Nell had recovered from her earlier episode but was very subdued. Still, her natural grace showed through her timidity and seemed to touch everyone. George Gale had smiled at Nell often throughout the meal and even the garrulous Russell Bowslater had taken pains to try to include her in his endless anecdotes.
Dora Gale presided at her table with an old-fashioned graciousness that had made Molly feel more comfortable than she would have imagined possible considering the circumstances. No one had said anything about the plane crash and the deaths of all the Gales, and Dora gave no evidence of any self-pity or unhappiness.

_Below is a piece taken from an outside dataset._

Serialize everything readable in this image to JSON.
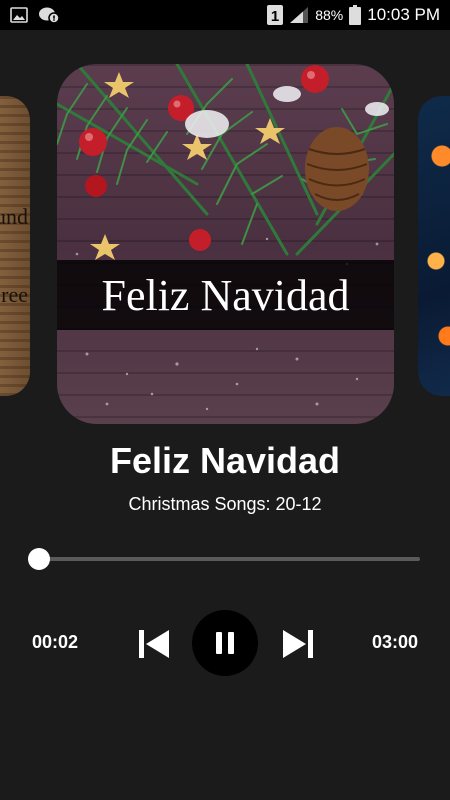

Molly kept wanting to rush over and give the old woman a big hug, she was so adorable, so prim and proper and cute. Atherton Gale’s second wife had a funny little voice and the kind of manners that are usually only exhibited by good little girls at imaginary tea parties. Her faded blue eyes still twinkled despite her age and all that had recently befallen her.
Dora, like the other
s, had seemed fascinated by Molly’s silent sister. She was continually tossing questions and tidbits of conversation Nell’s way, trying to draw her out the way one does with a shy child. Nell had returned the interest, often staring at Dora with a puzzled expression of unconcealed curiosity, but then her gaze would wander off, and she would be lost to the conversation again.
Henry Troutwig, the forbidding old attorney, had been cold and uncommunicative throughout the dinner that had now concluded.
“You really mustn’t mind Mrs. McCormick,” said Dora, after the hawk-faced nurse had disappeared into the kitchen to arrange for dessert. “She has a prickly manner, I know, but it conceals a gentle soul. Mrs. McCormick took care of Atherton during his final illness. She was such a help that I asked her to stay on after his death. She has been wonderful to me, and we have a lot in common. She’s a widow, too. Her own husband died many years ago.”
Dora rose from her chair. Standing, she was no taller than she had been seated.
“Shall we retire to the library?” she said.
“I really should be getting along, Mother,” said George, who had come over to hold Dora’s chair when she stood. “I’m six miles behind on my paperwork.”
“Oh, please stay a little while longer, George,” Dora implored, taking his arm. “I hardly ever get to see you anymore. And it’s not every day that you get to meet two beautiful young women.”
“All right,” said George, smiling at Molly. “I guess I can stay a bit longer.”
“Thank you, dear,” said Dora. “It’s so nice to have us all together. I don’t know how many more occasions like this I’ll be around to enjoy.”
“Don’t say such things, Dora,” said Henry Troutwig, who had barely uttered two words in the past hour. “You’ll be with us for a long, long time.”